The controls for Galak-Z were my main complaint back in August. This time around, I had little to no problem navigating my ship through rocky corridors and in and out of combat. To my surprise, Kazdal confirmed that the controls did not change at all, which proves that the learning curve can be overcome. The right trigger/shoulder buttons control your ship’s thrusters, L2 reverses, X shoots basic lazers, and holding O will paint enemies and blast them with missiles. It’s less of a twin-stick shooter than you might think at first. It’s also not as unforgiving as, say, Gravity Crash or games of that ilk; you can safely bounce into walls, etc. Again, the focus is on combat.
Galak-Z’s presentation will set it apart from other games of the genre. The entire thing oozes with a Saturday morning anime aesthetic. The graphics are bright, crisp, and mostly hand-drawn. Your HUD shows the main character in his ship near the lower left hand corner. Loading screens communicate things like “We’ll be right back after these messages!” Missions are carried out in an episodic structure, so when you finish a few missions in one episode, you can choose a new one.
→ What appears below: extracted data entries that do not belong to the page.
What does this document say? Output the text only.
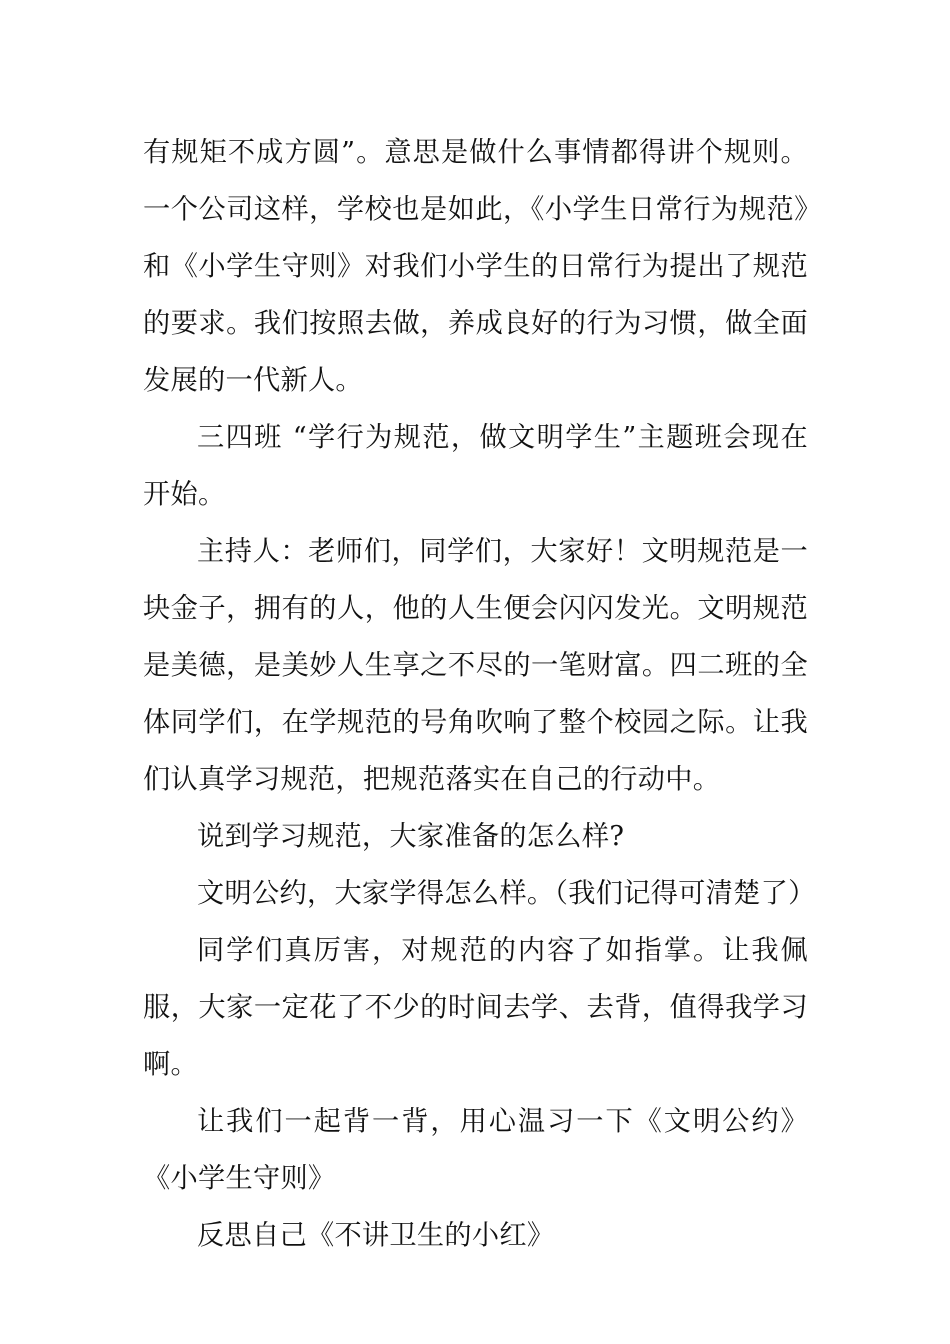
有规矩不成方圆”。意思是做什么事情都得讲个规则。一个公司这样，学校也是如此，《小学生日常行为规范》和《小学生守则》对我们小学生的日常行为提出了规范的要求。我们按照去做，养成良好的行为习惯，做全面发展的一代新人。

三四班 “学行为规范，做文明学生”主题班会现在开始。

主持人：老师们，同学们，大家好！文明规范是一块金子，拥有的人，他的人生便会闪闪发光。文明规范是美德，是美妙人生享之不尽的一笔财富。四二班的全体同学们，在学规范的号角吹响了整个校园之际。让我们认真学习规范，把规范落实在自己的行动中。

说到学习规范，大家准备的怎么样?

文明公约，大家学得怎么样。（我们记得可清楚了）

同学们真厉害，对规范的内容了如指掌。让我佩服，大家一定花了不少的时间去学、去背，值得我学习啊。

让我们一起背一背，用心温习一下《文明公约》《小学生守则》

反思自己《不讲卫生的小红》
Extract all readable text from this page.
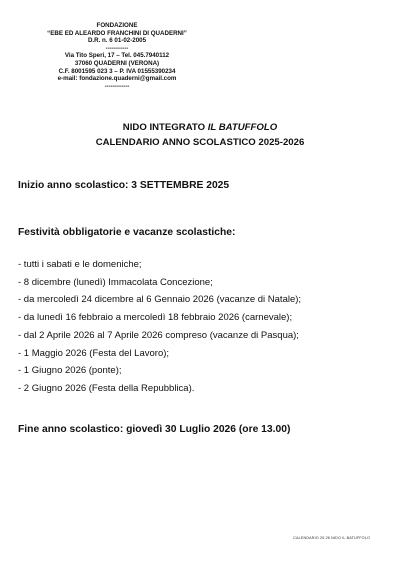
FONDAZIONE
“EBE ED ALEARDO FRANCHINI DI QUADERNI”
D.R. n. 6 01-02-2005
-----------
Via Tito Speri, 17 – Tel. 045.7940112
37060 QUADERNI (VERONA)
C.F. 8001595 023 3 – P. IVA 01555390234
e-mail: fondazione.quaderni@gmail.com
------------
NIDO INTEGRATO IL BATUFFOLO
CALENDARIO ANNO SCOLASTICO 2025-2026
Inizio anno scolastico: 3 SETTEMBRE 2025
Festività obbligatorie e vacanze scolastiche:
- tutti i sabati e le domeniche;
- 8 dicembre (lunedì) Immacolata Concezione;
- da mercoledì 24 dicembre al 6 Gennaio 2026 (vacanze di Natale);
- da lunedì 16 febbraio a mercoledì 18 febbraio 2026 (carnevale);
- dal 2 Aprile 2026 al 7 Aprile 2026 compreso (vacanze di Pasqua);
- 1 Maggio 2026 (Festa del Lavoro);
- 1 Giugno 2026 (ponte);
- 2 Giugno 2026 (Festa della Repubblica).
Fine anno scolastico: giovedì 30 Luglio 2026 (ore 13.00)
CALENDARIO 25 26 NIDO IL BATUFFOLO
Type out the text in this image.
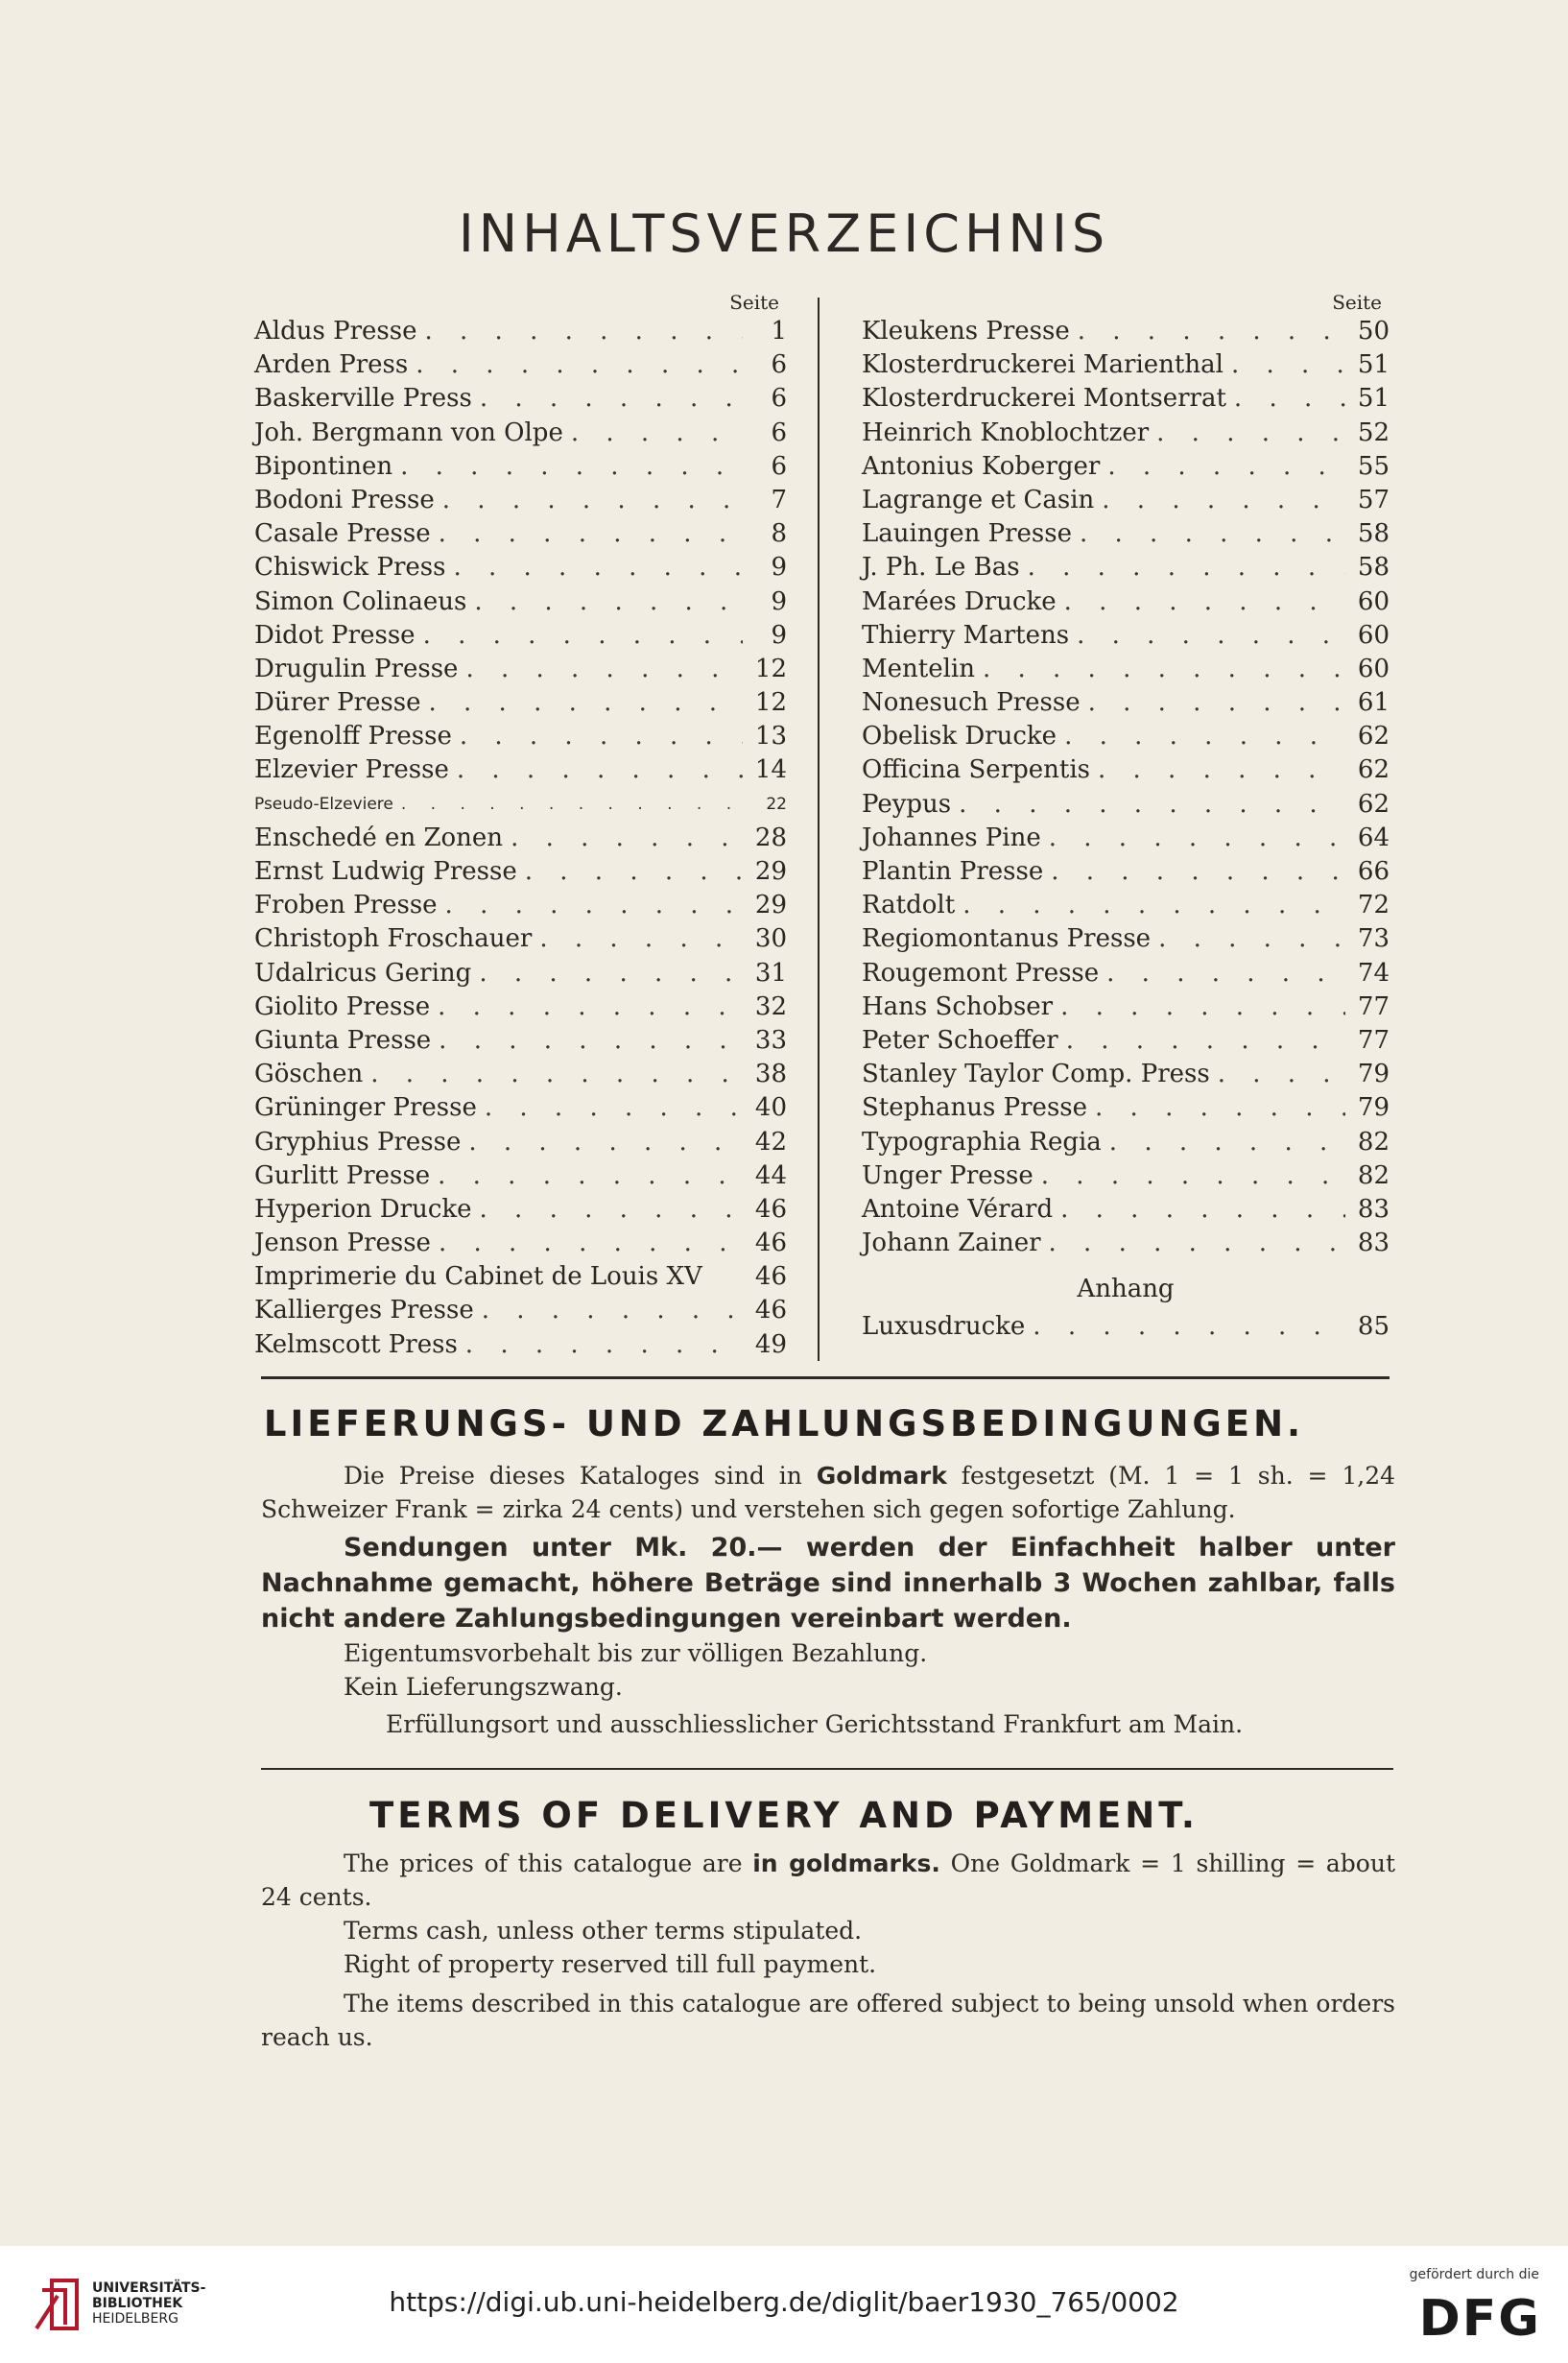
INHALTSVERZEICHNIS
Seite
Aldus Presse . . .	1
Arden Press . . .	6
Baskerville Press . . .	6
Joh. Bergmann von Olpe . . .	6
Bipontinen . . .	6
Bodoni Presse . . .	7
Casale Presse . . .	8
Chiswick Press . . .	9
Simon Colinaeus . . .	9
Didot Presse . . .	9
Drugulin Presse . . .	12
Dürer Presse . . .	12
Egenolff Presse . . .	13
Elzevier Presse . . .	14
Pseudo-Elzeviere . . .	22
Enschedé en Zonen . . .	28
Ernst Ludwig Presse . . .	29
Froben Presse . . .	29
Christoph Froschauer . . .	30
Udalricus Gering . . .	31
Giolito Presse . . .	32
Giunta Presse . . .	33
Göschen . . .	38
Grüninger Presse . . .	40
Gryphius Presse . . .	42
Gurlitt Presse . . .	44
Hyperion Drucke . . .	46
Jenson Presse . . .	46
Imprimerie du Cabinet de Louis XV	46
Kallierges Presse . . .	46
Kelmscott Press . . .	49
Seite
Kleukens Presse . . .	50
Klosterdruckerei Marienthal . . .	51
Klosterdruckerei Montserrat . . .	51
Heinrich Knoblochtzer . . .	52
Antonius Koberger . . .	55
Lagrange et Casin . . .	57
Lauingen Presse . . .	58
J. Ph. Le Bas . . .	58
Marées Drucke . . .	60
Thierry Martens . . .	60
Mentelin . . .	60
Nonesuch Presse . . .	61
Obelisk Drucke . . .	62
Officina Serpentis . . .	62
Peypus . . .	62
Johannes Pine . . .	64
Plantin Presse . . .	66
Ratdolt . . .	72
Regiomontanus Presse . . .	73
Rougemont Presse . . .	74
Hans Schobser . . .	77
Peter Schoeffer . . .	77
Stanley Taylor Comp. Press . . .	79
Stephanus Presse . . .	79
Typographia Regia . . .	82
Unger Presse . . .	82
Antoine Vérard . . .	83
Johann Zainer . . .	83
Anhang
Luxusdrucke . . .	85
LIEFERUNGS- UND ZAHLUNGSBEDINGUNGEN.
Die Preise dieses Kataloges sind in Goldmark festgesetzt (M. 1 = 1 sh. = 1,24 Schweizer Frank = zirka 24 cents) und verstehen sich gegen sofortige Zahlung.
Sendungen unter Mk. 20.— werden der Einfachheit halber unter Nachnahme gemacht, höhere Beträge sind innerhalb 3 Wochen zahlbar, falls nicht andere Zahlungsbedingungen vereinbart werden.
Eigentumsvorbehalt bis zur völligen Bezahlung.
Kein Lieferungszwang.
Erfüllungsort und ausschliesslicher Gerichtsstand Frankfurt am Main.
TERMS OF DELIVERY AND PAYMENT.
The prices of this catalogue are in goldmarks. One Goldmark = 1 shilling = about 24 cents.
Terms cash, unless other terms stipulated.
Right of property reserved till full payment.
The items described in this catalogue are offered subject to being unsold when orders reach us.
UNIVERSITÄTS-
BIBLIOTHEK
HEIDELBERG
https://digi.ub.uni-heidelberg.de/diglit/baer1930_765/0002
gefördert durch die
DFG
This choose your own adventure type of design will also be great for replayability.
Finally, what I found to be the coolest addition to the game is a dynamic soundtrack. There are a few different factions in the game: The Imperial, The Pirates, Native ‘Bugs’, allies, and maybe more. Each faction has its own track that fits into the music as a whole. For instance, when you’re floating around in space, you may only hear some atmospheric spacely tunes. When a Pirate approaches, that specific track will start fading in and playing in time with the rest of the music. If an Imperial joins the fray, all three tracks (spacely atmospheric tunes, Pirate, and Imperial) will play in unison. I love this idea, and its execution seems flawless thus far. I’m looking forward to Galak-Z now more than ever. Keep an eye out for it sometime later this year. Also, keep an ear out for the dubstep blasting shop; chances are you’ll need health and missile packs.